Hérésie, anathème et excommunications: le sport est encore une fois très près de la religion, insiste le chercheur. Même si certains aspects du catholicisme ne se retrouvent pas dans le culte voué au Canadien: hormis les fantômes du Forum, il n'y a pas de référence forte, immédiate ou explicite à une forme de transcendance, admet Olivier Bauer. «Mais je ne vais pas vous donner toutes les réponses sur cette mystérieuse question, il faudra venir au cours», lance-t-il, en disant avoir foi, en ces temps sacrés du hockey, que nombreux seront les «fidèles» à venir assister à ces «messes » universitaires.
13 commentaires
  • Normand Chaput - Inscrit 14 octobre 2008 02 h 22

    Je ne sais comment exprimer mon désarroi

    faculté de théologie? Université de Montréal? Ce n'est pas que je suis chrétien ou même croyant mais il y a toujours un boutte ciboire. Un cours universitaire là-dessus? Et un article dans le Devoir en plus?

  • Jacques Morissette - Inscrit 14 octobre 2008 07 h 10

    Le Canadien, du bonheur en bouteille peut-être?

    Le Canadien n'est pas une religion. C'est un succédané à quelque chose, du bonheur en bouteille peut-être. Ce n'est pas vraiment dans le but d'être désagréable, mais on prend son pied là où on veut et surtout là où on peut.

    Pas plus tard qu'hier soir, j'ai pris une dizaine de minutes de plaisir à regarder le Canadien contre Philadelphie, avec trois admirateurs de la sainte flanelle. Compréhensif, je me suis prêté au jeu de la circonstance, histoire de m'amuser honnêtement un peu avec eux.

    JM

  • jacques noel - Inscrit 14 octobre 2008 07 h 14

    Une religion d'aliénés...

    avec un proprio américain, un DG ontarien et un capitaine finlandais. Maurice, paix à ton âme...

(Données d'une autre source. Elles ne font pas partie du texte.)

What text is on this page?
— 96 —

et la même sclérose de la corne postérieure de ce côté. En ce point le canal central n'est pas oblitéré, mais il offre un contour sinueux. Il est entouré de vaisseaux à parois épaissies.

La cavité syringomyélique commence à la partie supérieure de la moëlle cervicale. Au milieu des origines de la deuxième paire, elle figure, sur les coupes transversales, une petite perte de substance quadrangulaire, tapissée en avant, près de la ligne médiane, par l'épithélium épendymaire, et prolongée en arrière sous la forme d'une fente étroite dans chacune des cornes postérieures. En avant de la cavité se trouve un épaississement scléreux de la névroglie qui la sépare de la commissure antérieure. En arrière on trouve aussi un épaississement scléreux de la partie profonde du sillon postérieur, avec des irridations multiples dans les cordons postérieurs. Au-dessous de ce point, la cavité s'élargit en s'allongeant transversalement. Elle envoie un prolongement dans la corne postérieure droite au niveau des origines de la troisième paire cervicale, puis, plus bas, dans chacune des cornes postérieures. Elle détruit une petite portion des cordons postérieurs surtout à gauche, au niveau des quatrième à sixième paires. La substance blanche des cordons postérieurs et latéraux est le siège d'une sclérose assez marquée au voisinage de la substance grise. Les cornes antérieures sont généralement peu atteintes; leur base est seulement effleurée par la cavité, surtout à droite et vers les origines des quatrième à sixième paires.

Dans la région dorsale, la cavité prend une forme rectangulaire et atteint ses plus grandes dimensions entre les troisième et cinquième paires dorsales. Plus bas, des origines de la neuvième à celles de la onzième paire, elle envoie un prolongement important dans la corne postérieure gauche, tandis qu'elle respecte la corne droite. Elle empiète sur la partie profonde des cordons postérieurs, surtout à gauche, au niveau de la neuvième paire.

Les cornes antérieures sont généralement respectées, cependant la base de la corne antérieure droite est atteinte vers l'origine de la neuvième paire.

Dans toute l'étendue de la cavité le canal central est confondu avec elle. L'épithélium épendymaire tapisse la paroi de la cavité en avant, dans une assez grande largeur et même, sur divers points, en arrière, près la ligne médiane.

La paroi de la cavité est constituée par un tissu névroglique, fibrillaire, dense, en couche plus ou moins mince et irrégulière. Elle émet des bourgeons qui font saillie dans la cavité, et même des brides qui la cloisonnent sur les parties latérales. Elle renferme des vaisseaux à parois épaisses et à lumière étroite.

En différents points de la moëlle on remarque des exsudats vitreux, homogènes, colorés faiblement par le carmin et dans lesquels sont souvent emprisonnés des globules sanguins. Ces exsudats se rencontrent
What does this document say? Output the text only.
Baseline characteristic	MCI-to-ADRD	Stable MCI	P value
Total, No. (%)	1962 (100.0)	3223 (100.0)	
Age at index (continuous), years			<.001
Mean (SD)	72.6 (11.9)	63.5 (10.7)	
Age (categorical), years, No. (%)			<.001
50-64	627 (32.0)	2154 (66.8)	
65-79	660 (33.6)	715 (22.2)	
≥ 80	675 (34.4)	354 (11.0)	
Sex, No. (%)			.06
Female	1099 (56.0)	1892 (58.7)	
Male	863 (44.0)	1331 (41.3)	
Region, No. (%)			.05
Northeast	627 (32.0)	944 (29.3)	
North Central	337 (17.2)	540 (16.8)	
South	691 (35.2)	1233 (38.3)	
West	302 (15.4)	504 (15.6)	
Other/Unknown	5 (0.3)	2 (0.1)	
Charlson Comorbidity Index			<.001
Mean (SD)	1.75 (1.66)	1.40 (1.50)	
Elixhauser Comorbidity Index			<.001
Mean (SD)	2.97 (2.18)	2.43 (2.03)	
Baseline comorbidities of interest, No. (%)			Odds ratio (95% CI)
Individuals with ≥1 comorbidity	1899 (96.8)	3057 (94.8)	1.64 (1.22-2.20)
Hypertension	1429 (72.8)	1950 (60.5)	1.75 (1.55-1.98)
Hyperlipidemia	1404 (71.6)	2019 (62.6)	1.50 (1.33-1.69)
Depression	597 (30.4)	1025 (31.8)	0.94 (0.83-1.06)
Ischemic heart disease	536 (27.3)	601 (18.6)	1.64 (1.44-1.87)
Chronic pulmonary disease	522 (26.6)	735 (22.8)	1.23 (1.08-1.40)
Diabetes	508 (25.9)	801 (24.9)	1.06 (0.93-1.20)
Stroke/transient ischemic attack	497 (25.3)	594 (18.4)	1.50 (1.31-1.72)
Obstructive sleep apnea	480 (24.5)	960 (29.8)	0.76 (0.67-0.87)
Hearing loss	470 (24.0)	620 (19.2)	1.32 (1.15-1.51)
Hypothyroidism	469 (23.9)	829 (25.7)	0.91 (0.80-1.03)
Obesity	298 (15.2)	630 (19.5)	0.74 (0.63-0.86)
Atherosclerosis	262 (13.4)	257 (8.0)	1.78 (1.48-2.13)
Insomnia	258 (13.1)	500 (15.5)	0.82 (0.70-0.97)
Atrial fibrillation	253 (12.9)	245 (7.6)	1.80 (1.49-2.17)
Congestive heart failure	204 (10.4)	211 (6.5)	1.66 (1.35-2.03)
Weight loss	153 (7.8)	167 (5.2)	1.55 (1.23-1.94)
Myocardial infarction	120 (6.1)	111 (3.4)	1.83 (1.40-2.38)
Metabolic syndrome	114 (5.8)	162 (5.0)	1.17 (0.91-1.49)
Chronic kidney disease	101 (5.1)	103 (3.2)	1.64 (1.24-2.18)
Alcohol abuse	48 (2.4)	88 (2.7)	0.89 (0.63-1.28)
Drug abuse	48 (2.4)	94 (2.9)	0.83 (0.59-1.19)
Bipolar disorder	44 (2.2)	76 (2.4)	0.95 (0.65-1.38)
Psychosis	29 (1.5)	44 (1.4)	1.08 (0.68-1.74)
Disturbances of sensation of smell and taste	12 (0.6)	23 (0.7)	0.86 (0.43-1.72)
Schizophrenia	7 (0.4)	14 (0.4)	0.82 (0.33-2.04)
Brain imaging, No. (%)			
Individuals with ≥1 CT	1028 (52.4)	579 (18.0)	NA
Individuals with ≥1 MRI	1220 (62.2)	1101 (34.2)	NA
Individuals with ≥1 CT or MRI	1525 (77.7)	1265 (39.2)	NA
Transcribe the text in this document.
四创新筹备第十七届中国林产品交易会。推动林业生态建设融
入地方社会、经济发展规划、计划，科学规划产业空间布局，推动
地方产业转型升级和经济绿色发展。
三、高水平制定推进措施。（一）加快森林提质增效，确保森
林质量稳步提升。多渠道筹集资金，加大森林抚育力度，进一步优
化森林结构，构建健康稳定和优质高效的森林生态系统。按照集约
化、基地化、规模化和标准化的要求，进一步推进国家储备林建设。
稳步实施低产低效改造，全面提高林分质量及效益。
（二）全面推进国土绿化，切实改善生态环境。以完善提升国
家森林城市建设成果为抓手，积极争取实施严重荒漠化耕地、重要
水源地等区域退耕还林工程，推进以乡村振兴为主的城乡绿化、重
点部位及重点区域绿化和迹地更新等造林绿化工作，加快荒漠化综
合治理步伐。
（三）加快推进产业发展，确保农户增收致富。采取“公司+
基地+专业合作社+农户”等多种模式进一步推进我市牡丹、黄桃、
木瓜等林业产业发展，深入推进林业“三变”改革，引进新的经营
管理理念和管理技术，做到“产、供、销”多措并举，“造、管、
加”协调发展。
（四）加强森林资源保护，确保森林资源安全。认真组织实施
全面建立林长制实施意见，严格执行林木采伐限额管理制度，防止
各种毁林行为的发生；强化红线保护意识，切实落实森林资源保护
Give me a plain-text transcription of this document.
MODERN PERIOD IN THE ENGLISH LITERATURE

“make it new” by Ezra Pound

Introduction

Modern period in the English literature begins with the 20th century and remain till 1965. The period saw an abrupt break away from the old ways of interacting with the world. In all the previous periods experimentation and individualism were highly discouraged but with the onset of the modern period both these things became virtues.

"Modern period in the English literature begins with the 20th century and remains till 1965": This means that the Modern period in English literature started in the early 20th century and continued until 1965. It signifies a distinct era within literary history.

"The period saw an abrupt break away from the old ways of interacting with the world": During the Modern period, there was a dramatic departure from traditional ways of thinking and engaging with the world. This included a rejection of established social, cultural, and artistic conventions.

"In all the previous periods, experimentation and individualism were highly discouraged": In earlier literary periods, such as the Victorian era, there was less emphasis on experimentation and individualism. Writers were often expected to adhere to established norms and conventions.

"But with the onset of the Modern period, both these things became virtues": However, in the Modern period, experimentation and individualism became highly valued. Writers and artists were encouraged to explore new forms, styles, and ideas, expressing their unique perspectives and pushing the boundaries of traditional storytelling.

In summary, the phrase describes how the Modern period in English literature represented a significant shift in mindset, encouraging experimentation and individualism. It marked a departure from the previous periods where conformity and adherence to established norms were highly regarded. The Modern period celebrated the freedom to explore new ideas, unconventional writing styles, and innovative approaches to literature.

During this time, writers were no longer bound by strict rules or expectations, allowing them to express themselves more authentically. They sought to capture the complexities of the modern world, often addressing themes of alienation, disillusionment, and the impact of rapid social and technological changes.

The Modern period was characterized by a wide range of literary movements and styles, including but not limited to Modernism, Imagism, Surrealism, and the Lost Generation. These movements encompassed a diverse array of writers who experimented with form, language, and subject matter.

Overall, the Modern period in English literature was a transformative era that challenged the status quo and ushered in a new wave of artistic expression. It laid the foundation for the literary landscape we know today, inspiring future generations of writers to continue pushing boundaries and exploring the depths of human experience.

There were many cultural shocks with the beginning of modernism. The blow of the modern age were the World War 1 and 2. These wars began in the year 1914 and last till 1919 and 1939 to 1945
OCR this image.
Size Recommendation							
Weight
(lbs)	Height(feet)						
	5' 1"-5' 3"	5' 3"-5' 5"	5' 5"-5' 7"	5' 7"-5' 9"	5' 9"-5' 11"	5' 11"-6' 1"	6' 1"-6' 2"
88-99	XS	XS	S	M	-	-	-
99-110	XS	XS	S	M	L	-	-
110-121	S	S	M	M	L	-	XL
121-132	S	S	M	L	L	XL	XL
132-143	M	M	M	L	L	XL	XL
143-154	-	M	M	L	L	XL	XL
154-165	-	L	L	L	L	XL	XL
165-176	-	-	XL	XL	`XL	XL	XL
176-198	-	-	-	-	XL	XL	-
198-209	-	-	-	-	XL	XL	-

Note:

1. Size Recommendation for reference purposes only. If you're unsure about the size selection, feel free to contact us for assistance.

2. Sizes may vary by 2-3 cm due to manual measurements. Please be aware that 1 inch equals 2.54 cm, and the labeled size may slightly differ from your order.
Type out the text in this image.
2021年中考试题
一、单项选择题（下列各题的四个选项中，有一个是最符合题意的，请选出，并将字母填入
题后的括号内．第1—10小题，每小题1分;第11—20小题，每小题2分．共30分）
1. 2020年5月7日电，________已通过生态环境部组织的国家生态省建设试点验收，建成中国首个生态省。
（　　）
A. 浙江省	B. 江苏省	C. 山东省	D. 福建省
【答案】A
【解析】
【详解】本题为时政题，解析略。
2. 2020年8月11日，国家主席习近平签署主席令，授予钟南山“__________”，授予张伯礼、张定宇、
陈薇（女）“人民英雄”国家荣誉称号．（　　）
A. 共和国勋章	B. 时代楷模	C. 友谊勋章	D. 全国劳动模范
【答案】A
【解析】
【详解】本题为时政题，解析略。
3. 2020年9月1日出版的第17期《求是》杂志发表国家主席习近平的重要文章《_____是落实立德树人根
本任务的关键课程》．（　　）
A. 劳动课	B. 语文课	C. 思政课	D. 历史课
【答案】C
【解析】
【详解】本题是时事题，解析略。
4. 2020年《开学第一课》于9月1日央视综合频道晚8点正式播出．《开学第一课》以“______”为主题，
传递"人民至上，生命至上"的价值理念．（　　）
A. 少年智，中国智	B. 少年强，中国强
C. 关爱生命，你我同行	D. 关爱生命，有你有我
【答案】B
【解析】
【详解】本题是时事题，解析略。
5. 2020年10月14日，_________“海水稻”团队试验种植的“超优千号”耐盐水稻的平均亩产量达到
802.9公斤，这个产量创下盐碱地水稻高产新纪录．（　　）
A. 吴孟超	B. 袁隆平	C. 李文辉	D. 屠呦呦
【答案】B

  • Gilles Bousquet - Inscrit 14 octobre 2008 07 h 41

    Dieux visibles au hockey

    Au hockey, "scorer" n'est pas péché.

    Et la coupe Stanley à la fin de vos jours ! Amen.

  • Pierre Samuel - Abonné 14 octobre 2008 09 h 02

    Comme un fruit mûr...

    Cette étude tombe vraiment à point, en ce jour, où le cardinal Ouellet prône une "nouvelle évangélisation du Québec" et où le Bloc Québécois s'apprête à recueillir la ferveur de tous les "croyants" lésés par les "méchants fédérats"!